In middle school and in my earlier years of high school, I played volleyball. And for volleyball we had summer training. And since I hadn’t gotten my license yet, my friend’s older brother would pick us up from our house and take us to volleyball practice at my high school, which, in hindsight, was completely unnecessary since we literally lived across the street from my high school.
But, truth be told, both of us had a thing for each other, so it worked. Every time he’d pick me and my sister up, he’d be bumping something. I remember I was in his car this first time I heard 702’s “I Still Love You.” Usually, he played some jams on our two minute ride from my driveway to the gym. But one day, we got in the car and as soon as he pulled out of my housing edition, he started blasting Three 6 Mafia’s “A$$ and Titties.”
For those who are unfamiliar, the lyrics are far worse than the title. It goes, “A$$ and titties, A$$ and titties, A$$ and titties and big booty b*tches.” Later, one of the group’s members talks about how he’s just got to get his dick sucked. Real classy stuff.
It was pretty awkward. Not only was he the only boy in the car, his sister was riding shotgun. That was a song for a solo ride or for him and his boys riding around. But y’all know high school boys can be a little oblivious. So it was his sister who had to tell him to turn that off. Suddenly, it was as if the words and their meaning started seeping into his head. “Oh! Yeah.” And he switched to something else.
I would end up in his car as I got older and that never happened again. But that moment stayed with me.
I was reminded of it again when I listened to Toya Wright’s interview on The Breakfast Club. Toya told the crew that she’s all about respect. And she doesn’t allow the men she’s dating or the boys her daughter is dating to play derogatory music around them. Charlemagne was quick to remind her that Lil Wayne was her ex husband and father to her child. But she said, it doesn’t matter. And Wayne knows better than to bring that around her.
It was pretty interesting. I guess because the assumption is that if you get with a rapper, you automatically approve of his content. But for Toya, not only is that not the case, she doesn’t even want to hear it being played around her. Interesting indeed.

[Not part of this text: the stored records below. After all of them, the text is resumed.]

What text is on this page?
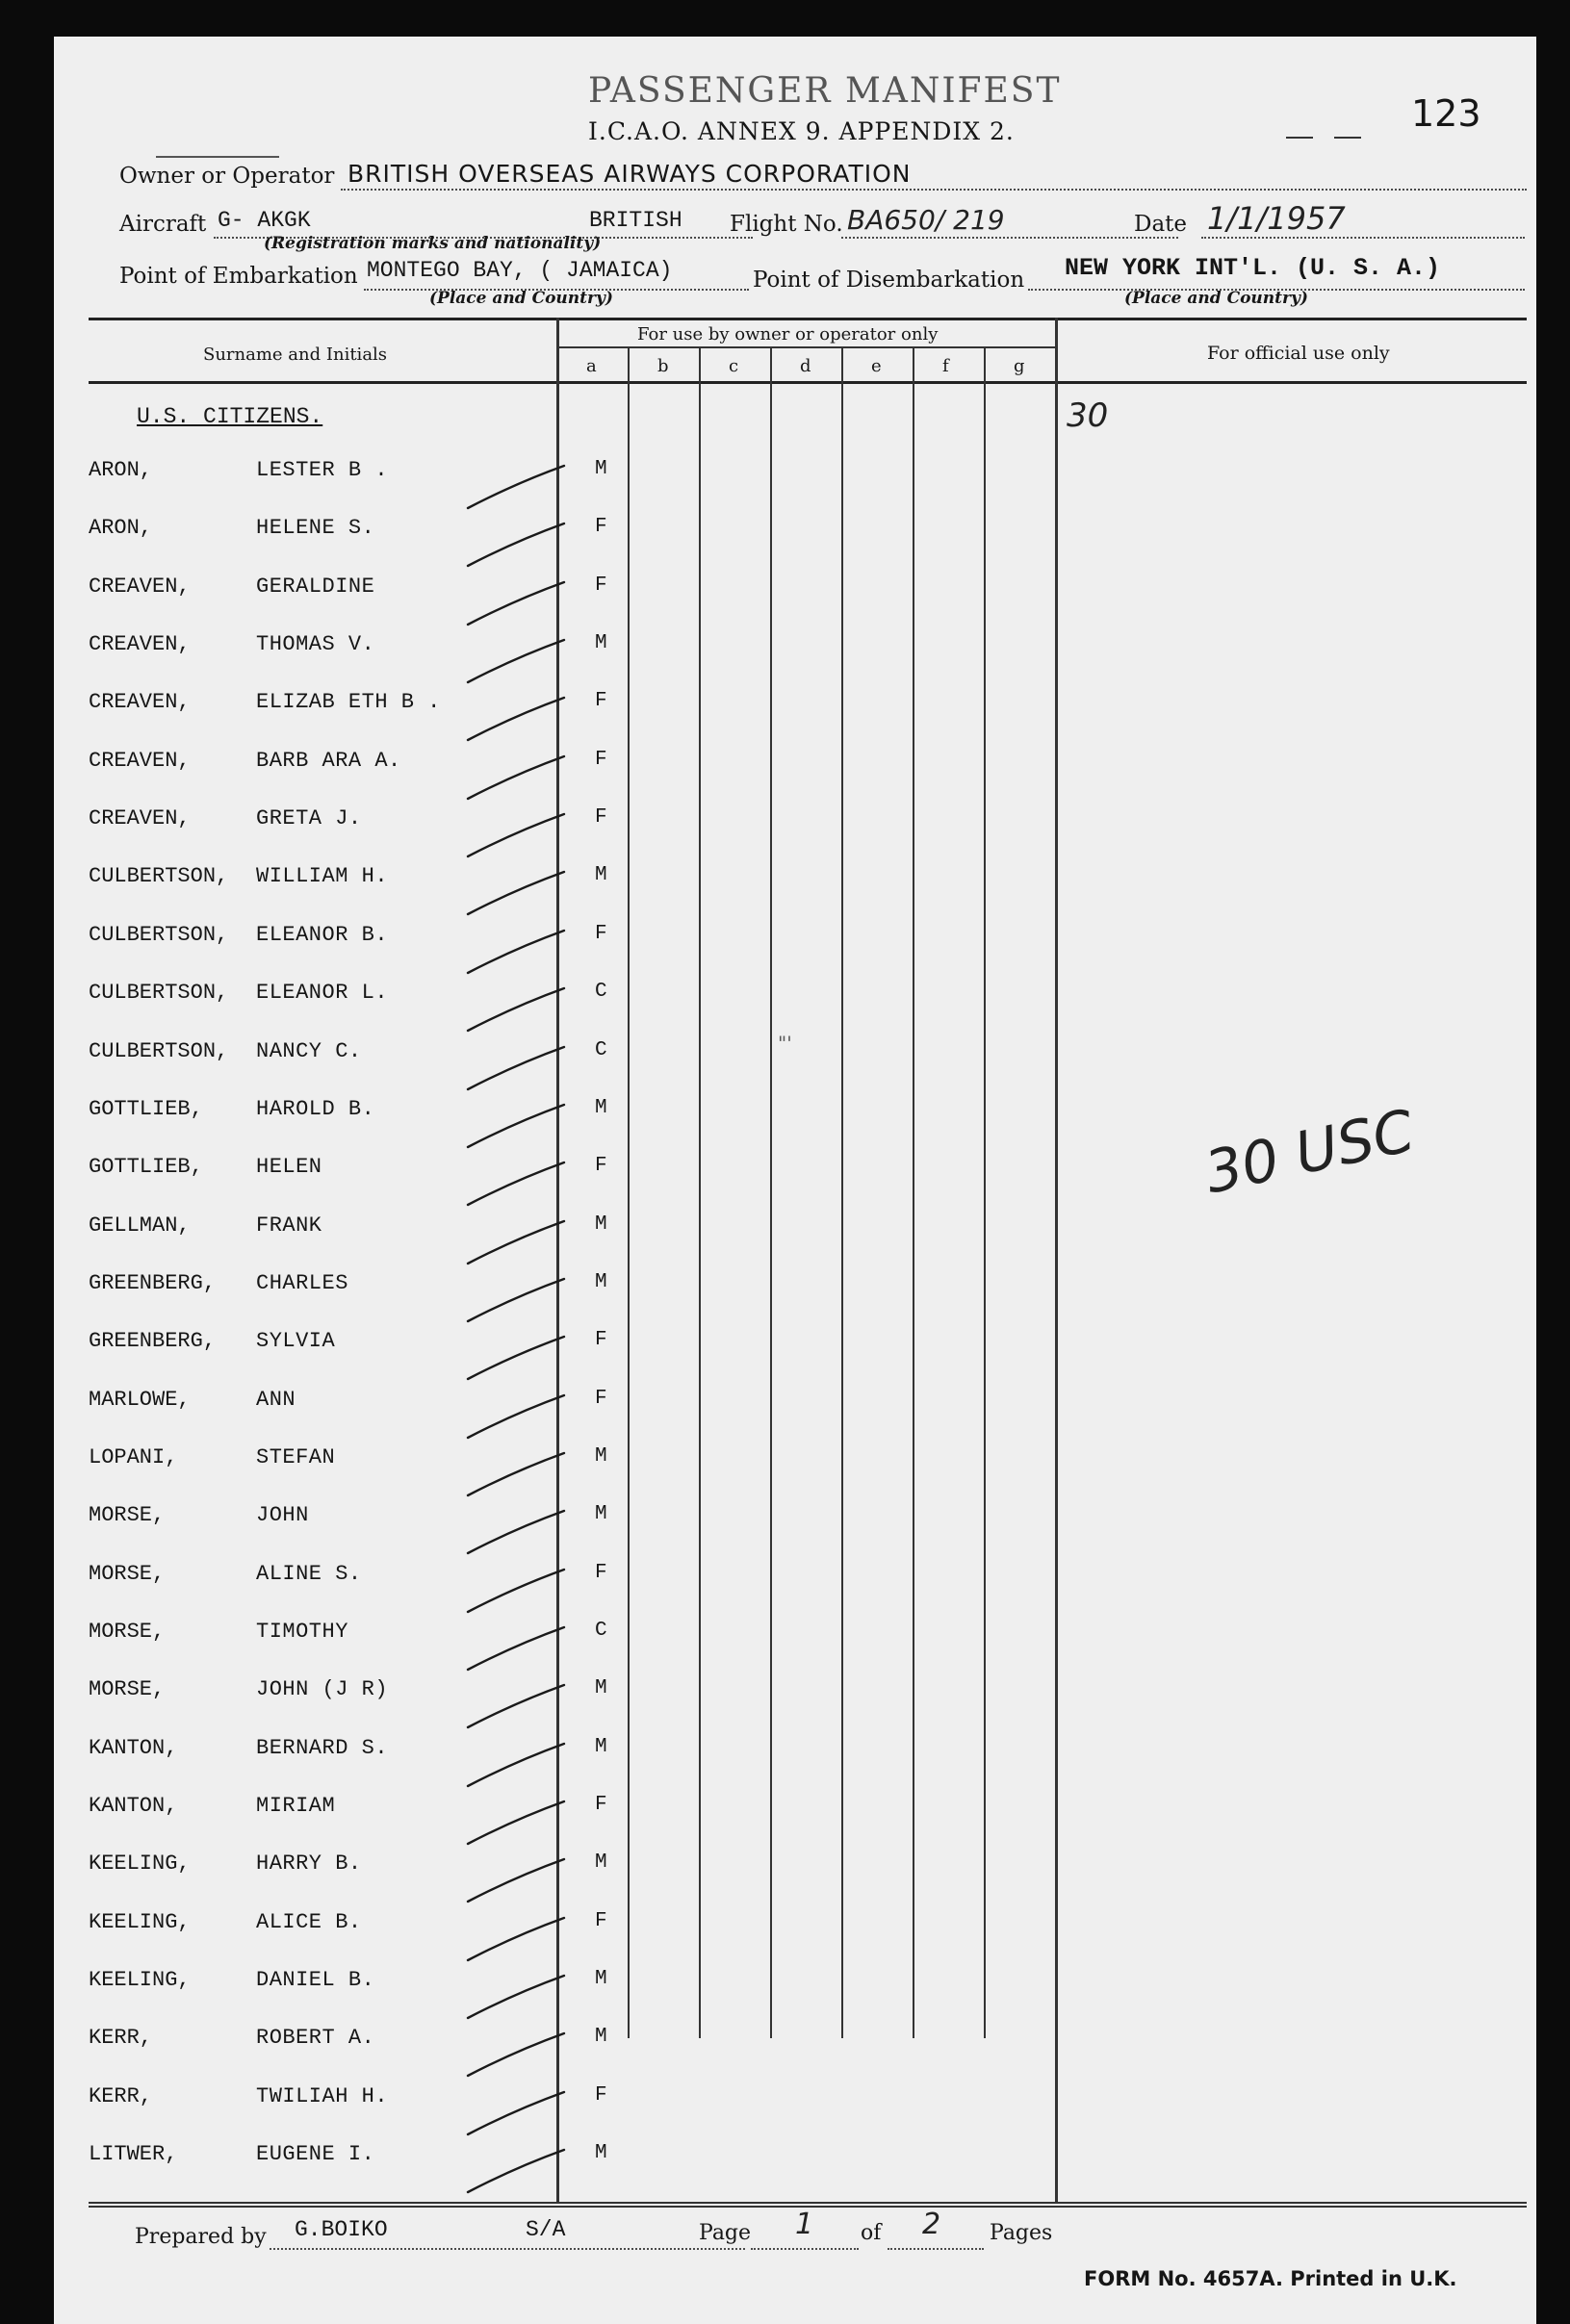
PASSENGER MANIFEST
I.C.A.O. ANNEX 9. APPENDIX 2.	123
Owner or Operator BRITISH OVERSEAS AIRWAYS CORPORATION
Aircraft G- AKGK	BRITISH
(Registration marks and nationality)
Flight No. BA650/ 219	Date 1/1/1957
Point of Embarkation MONTEGO BAY, ( JAMAICA)
(Place and Country)
Point of Disembarkation NEW YORK INT'L. (U. S. A.)
(Place and Country)
Surname and Initials
For use by owner or operator only
For official use only
a	b	c	d	e	f	g
U.S. CITIZENS.	30
30 USC
"'
ARON,	LESTER B .	M
ARON,	HELENE S.	F
CREAVEN,	GERALDINE	F
CREAVEN,	THOMAS V.	M
CREAVEN,	ELIZAB ETH B .	F
CREAVEN,	BARB ARA A.	F
CREAVEN,	GRETA J.	F
CULBERTSON, WILLIAM H.	M
CULBERTSON, ELEANOR B.	F
CULBERTSON, ELEANOR L.	C
CULBERTSON, NANCY C.	C
GOTTLIEB,	HAROLD B.	M
GOTTLIEB,	HELEN	F
GELLMAN,	FRANK	M
GREENBERG, CHARLES	M
GREENBERG, SYLVIA	F
MARLOWE,	ANN	F
LOPANI,	STEFAN	M
MORSE,	JOHN	M
MORSE,	ALINE S.	F
MORSE,	TIMOTHY	C
MORSE,	JOHN (J R)	M
KANTON,	BERNARD S.	M
KANTON,	MIRIAM	F
KEELING,	HARRY B.	M
KEELING,	ALICE B.	F
KEELING,	DANIEL B.	M
KERR,	ROBERT A.	M
KERR,	TWILIAH H.	F
LITWER,	EUGENE I.	M
Prepared by G.BOIKO	S/A	Page 1 of 2 Pages
FORM No. 4657A. Printed in U.K.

Her interview made me wonder what our readers thought about this topic. There’s no shortage of music that degrades and derides women. It’s everywhere, especially in Hip Hop. And seeing that Hip Hop is a Black art form, it’s supported heavily by Black people, men and women alike. We’re not going to even pretend that many of us haven’t, at one point or another, listened and enjoyed songs that didn’t exactly uplift us. “Loyal” was a huge hit. Still, some of us have made a conscious decision not to engage in that type of listening. But if our dates, boyfriends, or husbands haven’t, how do you want him to juggle his musical tastes with your need to be respected?